One key innovation Google Fiber has brought to the construction of fiber to home networks is the “build first where there is greatest demand” principle.
Veterans of the telecom and cable TV business immediately will recognize that this flies in the face of established precedent that “universal service right now” is more the legacy principle. But proponents of gigabit networks already have moved to embrace the idea of “building where you can, right now” as a way to stimulate the building of gigabit networks on a wider basis.
That might now be the thinking of analysts at Point Topic, looking at building of new 30-Mbps networks throughout the European Union. In other words, the greatest progress, at the lowest cost, will happen when urban networks get built first, rather than giving priority to rural areas.
But analysts at Point Topic also do estimate it will cost far less than previously estimated to provide 30 Mbps service on a ubiquitous basis across the European Union.
Point Topic estimates it could cost €82 billion, though other estimates have ranged as high as that produced by the European Commission of €180 to €270 billion.
The FTTH Council quotes an estimate of €202 billion as the total cost of meeting the Digital Agenda targets with fiber-to-the-home networks.
The Point Topic estimate is dominated by the €52 billion cost for reaching rural areas, defined as those areas with a population density of less than 100 persons per square kilometer.
Covering the semi-rural areas, home to 15 percent of the EU’s population, would cost another €22 billion.
Completing coverage in the urban areas, those with a population density of 600 per square kilometre or more, would cost only €8 billion and reach 71 percent of the population.
That new estimate illustrates the problem all fixed networks face, namely the high cost of building networks in areas of low population density.
France has the biggest requirement of all at €17.5 billion, whereas the United Kingdom, similar in population but with only 37 percent of the land area, needs only €7.5 billion to build its national network. The reason is the higher percentage of rural areas in France.
The key insight here is perhaps not that the actual cost of building a fiber to home network has changed significantly.

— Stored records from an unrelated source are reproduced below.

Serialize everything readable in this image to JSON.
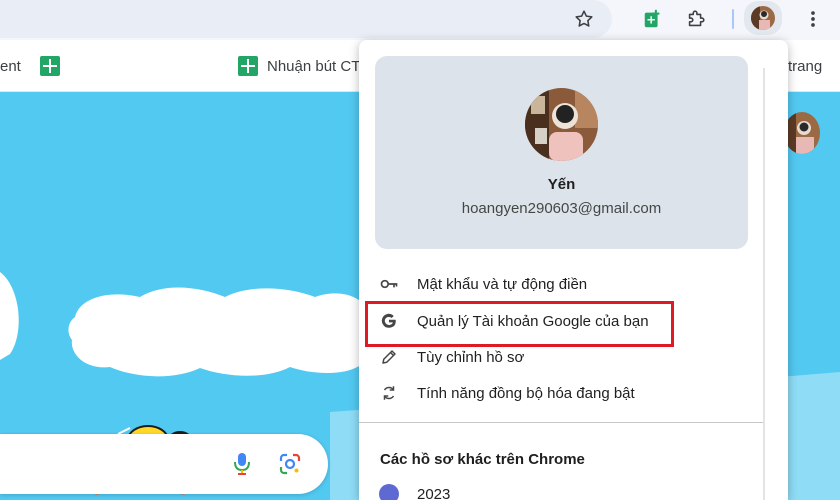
{
  "toolbar": {
    "icons": [
      "star-icon",
      "sheets-extension-icon",
      "puzzle-icon",
      "avatar",
      "more-vert-icon"
    ]
  },
  "bookmarks": {
    "items": [
      {
        "label": "ent",
        "icon": "none"
      },
      {
        "label": "",
        "icon": "google-sheets-icon"
      },
      {
        "label": "Nhuận bút CT",
        "icon": "google-sheets-icon"
      },
      {
        "label": "trang",
        "icon": "none"
      }
    ]
  },
  "profile_menu": {
    "name": "Yến",
    "email": "hoangyen290603@gmail.com",
    "items": [
      {
        "label": "Mật khẩu và tự động điền",
        "icon": "key-icon"
      },
      {
        "label": "Quản lý Tài khoản Google của bạn",
        "icon": "google-g-icon",
        "highlighted": true
      },
      {
        "label": "Tùy chỉnh hồ sơ",
        "icon": "pencil-icon"
      },
      {
        "label": "Tính năng đồng bộ hóa đang bật",
        "icon": "sync-icon"
      }
    ],
    "other_profiles_title": "Các hồ sơ khác trên Chrome",
    "other_profiles": [
      {
        "label": "2023"
      }
    ]
  },
  "colors": {
    "highlight": "#e01a22",
    "page_background": "#52c9f1",
    "card_background": "#dde3ea",
    "sheets_green": "#23a566",
    "accent_blue": "#a8c7fa"
  }
}
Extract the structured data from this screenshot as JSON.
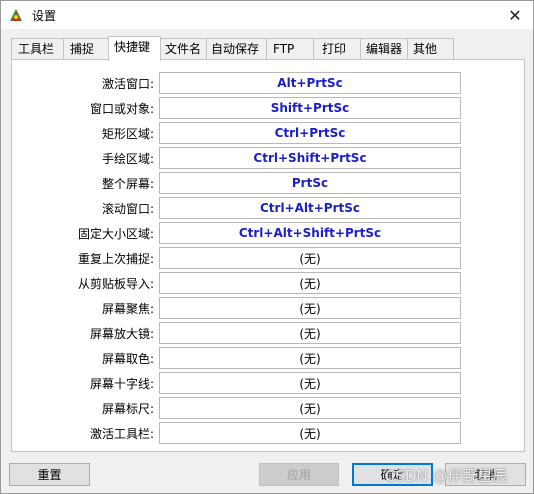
{
  "window": {
    "title": "设置",
    "close_glyph": "✕"
  },
  "tabs": [
    {
      "label": "工具栏"
    },
    {
      "label": "捕捉"
    },
    {
      "label": "快捷键"
    },
    {
      "label": "文件名"
    },
    {
      "label": "自动保存"
    },
    {
      "label": "FTP"
    },
    {
      "label": "打印"
    },
    {
      "label": "编辑器"
    },
    {
      "label": "其他"
    }
  ],
  "hotkeys": [
    {
      "label": "激活窗口:",
      "value": "Alt+PrtSc",
      "set": true
    },
    {
      "label": "窗口或对象:",
      "value": "Shift+PrtSc",
      "set": true
    },
    {
      "label": "矩形区域:",
      "value": "Ctrl+PrtSc",
      "set": true
    },
    {
      "label": "手绘区域:",
      "value": "Ctrl+Shift+PrtSc",
      "set": true
    },
    {
      "label": "整个屏幕:",
      "value": "PrtSc",
      "set": true
    },
    {
      "label": "滚动窗口:",
      "value": "Ctrl+Alt+PrtSc",
      "set": true
    },
    {
      "label": "固定大小区域:",
      "value": "Ctrl+Alt+Shift+PrtSc",
      "set": true
    },
    {
      "label": "重复上次捕捉:",
      "value": "(无)",
      "set": false
    },
    {
      "label": "从剪贴板导入:",
      "value": "(无)",
      "set": false
    },
    {
      "label": "屏幕聚焦:",
      "value": "(无)",
      "set": false
    },
    {
      "label": "屏幕放大镜:",
      "value": "(无)",
      "set": false
    },
    {
      "label": "屏幕取色:",
      "value": "(无)",
      "set": false
    },
    {
      "label": "屏幕十字线:",
      "value": "(无)",
      "set": false
    },
    {
      "label": "屏幕标尺:",
      "value": "(无)",
      "set": false
    },
    {
      "label": "激活工具栏:",
      "value": "(无)",
      "set": false
    }
  ],
  "buttons": {
    "reset": "重置",
    "apply": "应用",
    "ok": "确定",
    "cancel": "取消"
  },
  "watermark": "CSDN @伴野星辰",
  "colors": {
    "hotkey_set": "#1a1fc8",
    "accent": "#0078d7"
  }
}
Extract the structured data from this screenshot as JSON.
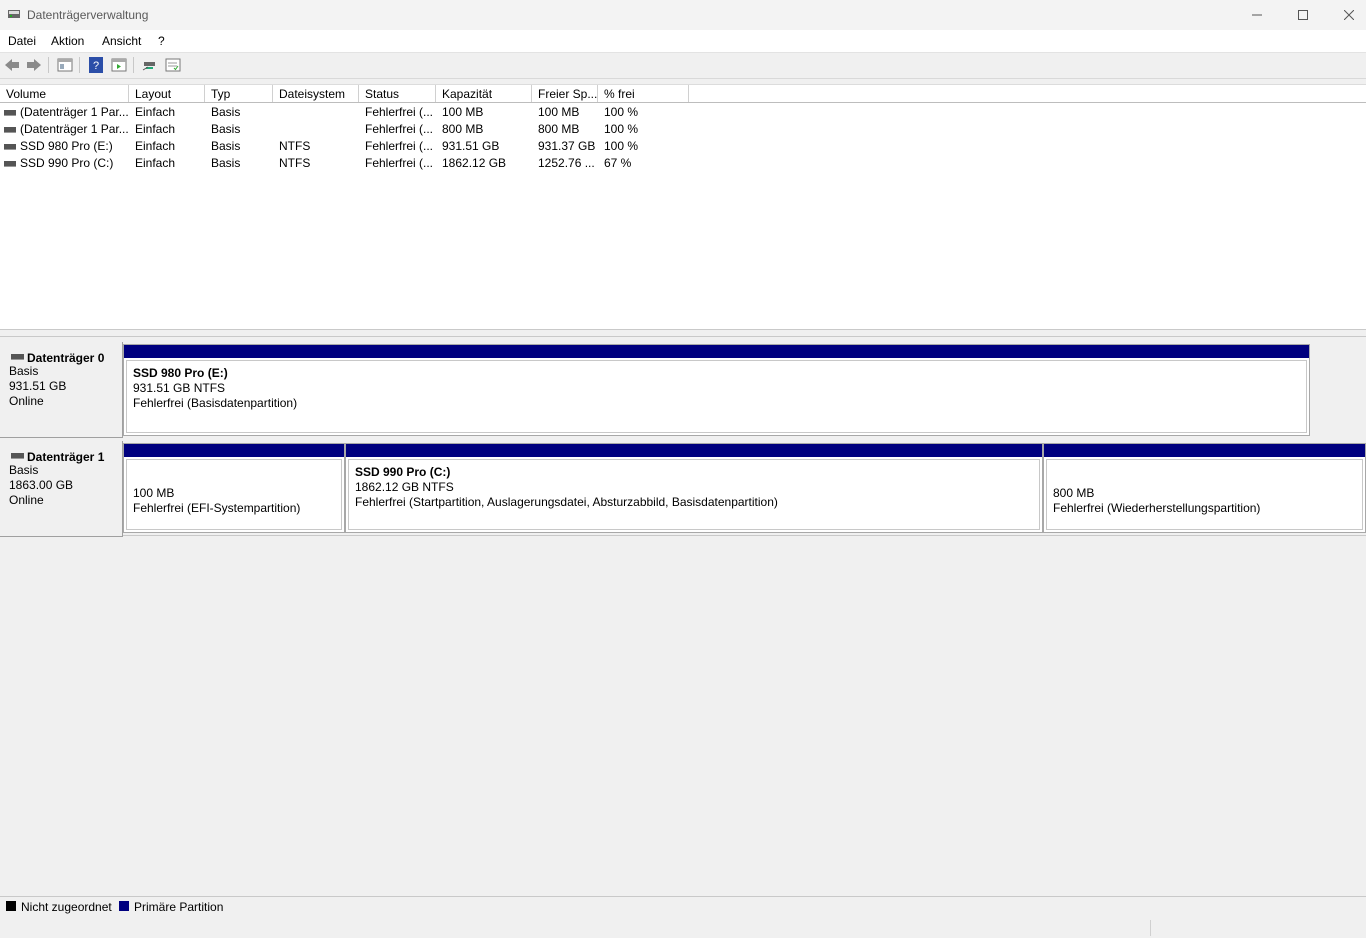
{
  "window": {
    "title": "Datenträgerverwaltung"
  },
  "menu": [
    "Datei",
    "Aktion",
    "Ansicht",
    "?"
  ],
  "toolbar": {
    "icons": [
      "back-arrow-icon",
      "forward-arrow-icon",
      "properties-icon",
      "help-icon",
      "view-icon",
      "connect-icon",
      "console-icon"
    ]
  },
  "table": {
    "headers": [
      "Volume",
      "Layout",
      "Typ",
      "Dateisystem",
      "Status",
      "Kapazität",
      "Freier Sp...",
      "% frei"
    ],
    "rows": [
      [
        "(Datenträger 1 Par...",
        "Einfach",
        "Basis",
        "",
        "Fehlerfrei (...",
        "100 MB",
        "100 MB",
        "100 %"
      ],
      [
        "(Datenträger 1 Par...",
        "Einfach",
        "Basis",
        "",
        "Fehlerfrei (...",
        "800 MB",
        "800 MB",
        "100 %"
      ],
      [
        "SSD 980 Pro (E:)",
        "Einfach",
        "Basis",
        "NTFS",
        "Fehlerfrei (...",
        "931.51 GB",
        "931.37 GB",
        "100 %"
      ],
      [
        "SSD 990 Pro (C:)",
        "Einfach",
        "Basis",
        "NTFS",
        "Fehlerfrei (...",
        "1862.12 GB",
        "1252.76 ...",
        "67 %"
      ]
    ]
  },
  "disks": [
    {
      "name": "Datenträger 0",
      "type": "Basis",
      "size": "931.51 GB",
      "state": "Online",
      "partitions": [
        {
          "title": "SSD 980 Pro  (E:)",
          "size": "931.51 GB NTFS",
          "status": "Fehlerfrei (Basisdatenpartition)"
        }
      ]
    },
    {
      "name": "Datenträger 1",
      "type": "Basis",
      "size": "1863.00 GB",
      "state": "Online",
      "partitions": [
        {
          "title": "",
          "size": "100 MB",
          "status": "Fehlerfrei (EFI-Systempartition)"
        },
        {
          "title": "SSD 990 Pro  (C:)",
          "size": "1862.12 GB NTFS",
          "status": "Fehlerfrei (Startpartition, Auslagerungsdatei, Absturzabbild, Basisdatenpartition)"
        },
        {
          "title": "",
          "size": "800 MB",
          "status": "Fehlerfrei (Wiederherstellungspartition)"
        }
      ]
    }
  ],
  "legend": [
    {
      "label": "Nicht zugeordnet",
      "color": "#000000"
    },
    {
      "label": "Primäre Partition",
      "color": "#00007f"
    }
  ]
}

But there is a seemingly growing practical realization that high-capacity networks need a business model, and that model probably only works well in some neighborhoods in any given city.
Other initiatives such as Gig.U use the same principle, recognizing that gigabit networks cannot be build, or sustained, everywhere, right now.
But Google Fiber will test whether it is possible to operate at dramatically lower costs, or with a new business model, depending on take rates for a disruptive value proposition.